The fifth book I read in 2017 was the sequel to a book I read and loved as a child, The Egypt Game. The Gypsy Game by Zilpha Keatley Snyder was published thirty years after The Egypt Game, and had the world changed big time in the meanwhile!
For the kids in the story, however, 1967 has blended into 1997 with nary a hiccup. The story picks up where it left off, with April asking Melanie about gypsies. Gypsies are a very different subject matter than they were in 1967, however, so the story quickly segues into discrimination and death camps and homelessness and the general injustice of Western society. As a matter of fact, they never play the titular game at all, despite the author's dedication "[t]o everyone who asked for another game with the same players." It was a little early for the term "cultural appropriation," but playing another culture was already off-limits in polite society, a la the Maui Halloween costume.

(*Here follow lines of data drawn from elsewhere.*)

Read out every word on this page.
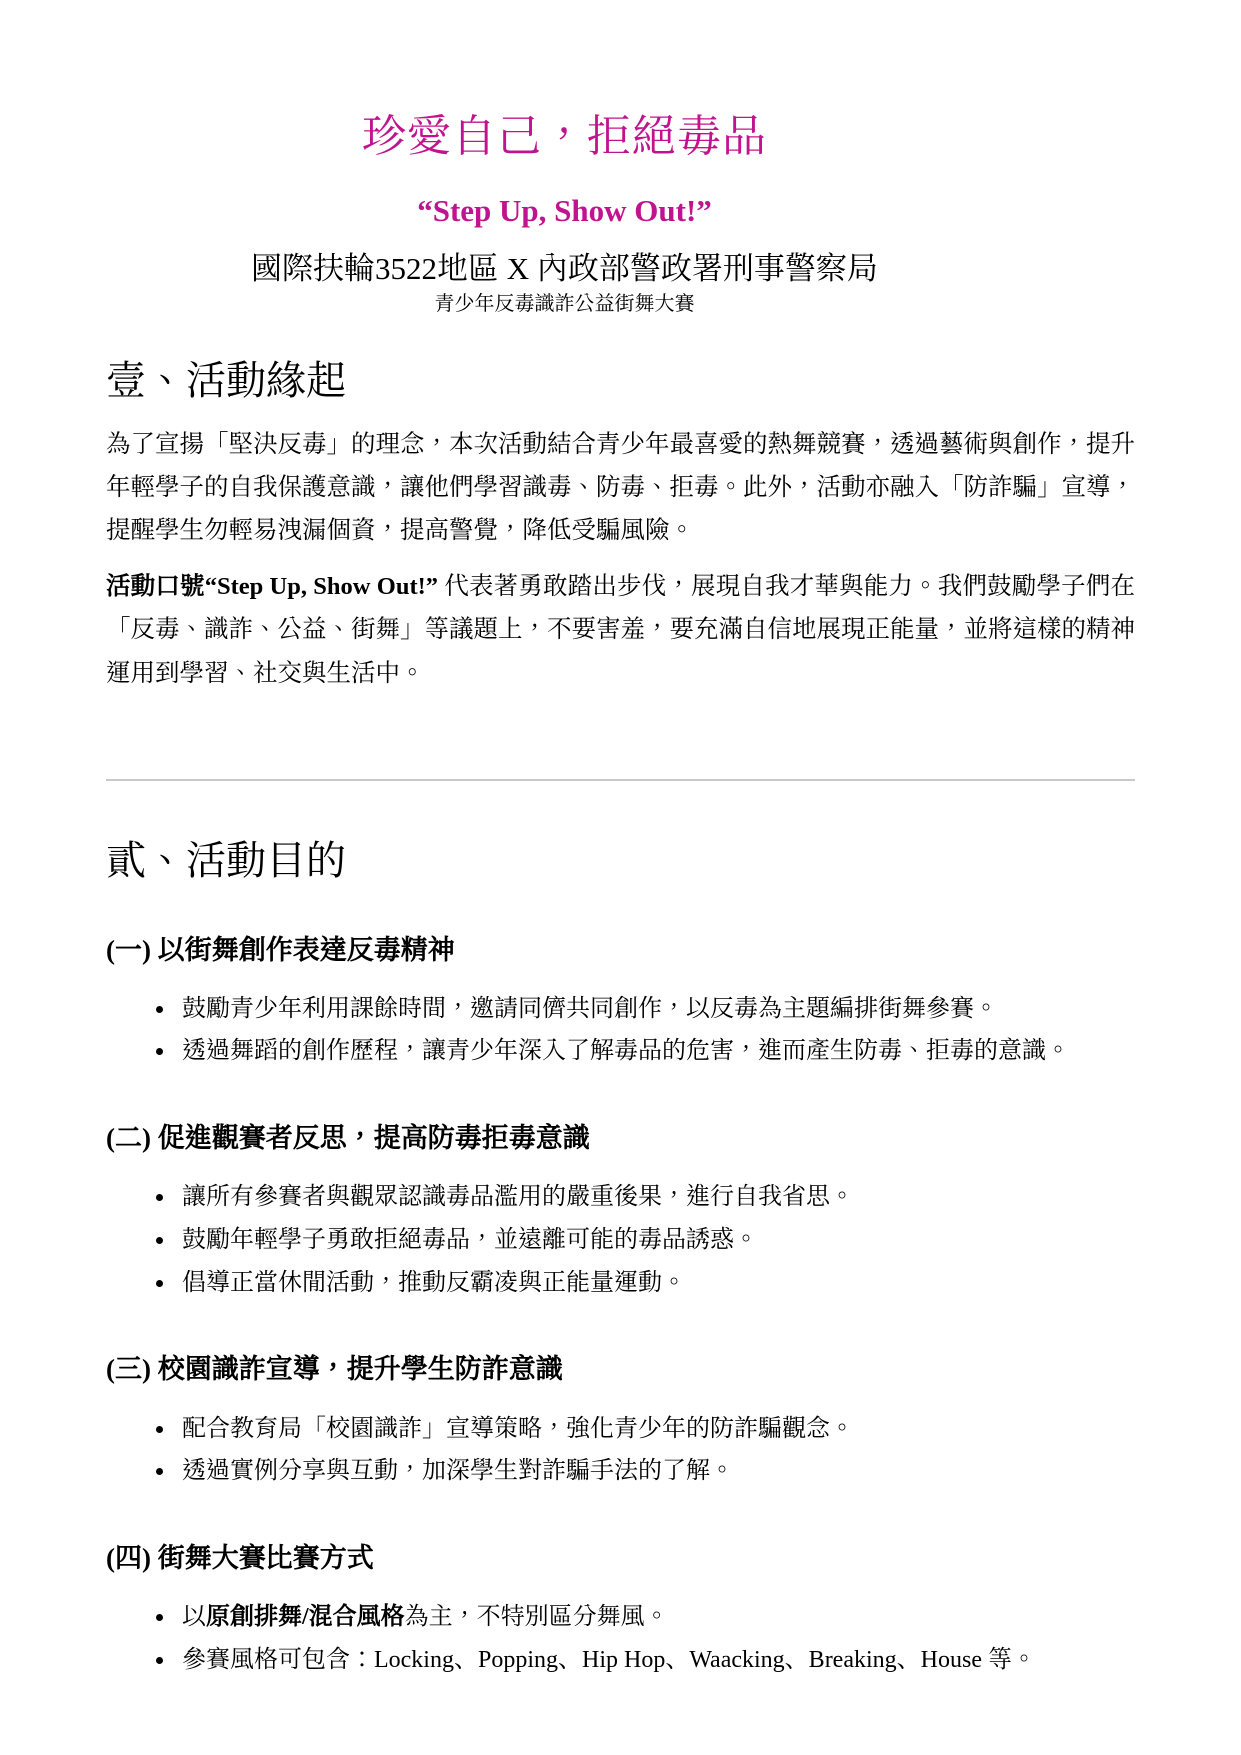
珍愛自己，拒絕毒品
“Step Up, Show Out!”
國際扶輪3522地區 X 內政部警政署刑事警察局
青少年反毒識詐公益街舞大賽
壹、活動緣起

為了宣揚「堅決反毒」的理念，本次活動結合青少年最喜愛的熱舞競賽，透過藝術與創作，提升年輕學子的自我保護意識，讓他們學習識毒、防毒、拒毒。此外，活動亦融入「防詐騙」宣導，提醒學生勿輕易洩漏個資，提高警覺，降低受騙風險。

活動口號“Step Up, Show Out!” 代表著勇敢踏出步伐，展現自我才華與能力。我們鼓勵學子們在「反毒、識詐、公益、街舞」等議題上，不要害羞，要充滿自信地展現正能量，並將這樣的精神運用到學習、社交與生活中。

貳、活動目的
(一) 以街舞創作表達反毒精神
• 鼓勵青少年利用課餘時間，邀請同儕共同創作，以反毒為主題編排街舞參賽。
• 透過舞蹈的創作歷程，讓青少年深入了解毒品的危害，進而產生防毒、拒毒的意識。
(二) 促進觀賽者反思，提高防毒拒毒意識
• 讓所有參賽者與觀眾認識毒品濫用的嚴重後果，進行自我省思。
• 鼓勵年輕學子勇敢拒絕毒品，並遠離可能的毒品誘惑。
• 倡導正當休閒活動，推動反霸凌與正能量運動。
(三) 校園識詐宣導，提升學生防詐意識
• 配合教育局「校園識詐」宣導策略，強化青少年的防詐騙觀念。
• 透過實例分享與互動，加深學生對詐騙手法的了解。
(四) 街舞大賽比賽方式
• 以原創排舞/混合風格為主，不特別區分舞風。
• 參賽風格可包含：Locking、Popping、Hip Hop、Waacking、Breaking、House 等。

Another twenty years on, and Snyder doesn't even get credit for being primly woke, despite her wildly racially diverse cast of characters, as the very term "gypsy" is considered a racial slur in the progressivest circles. As with Eloise Jarvis McGraw and Mocassin Trail, ancient Egypt is still considered fair game for imagination, but Native American and Roma cultures have become a third rail. This book is mostly depressing in its demonstration how restrictive popular culture has grown.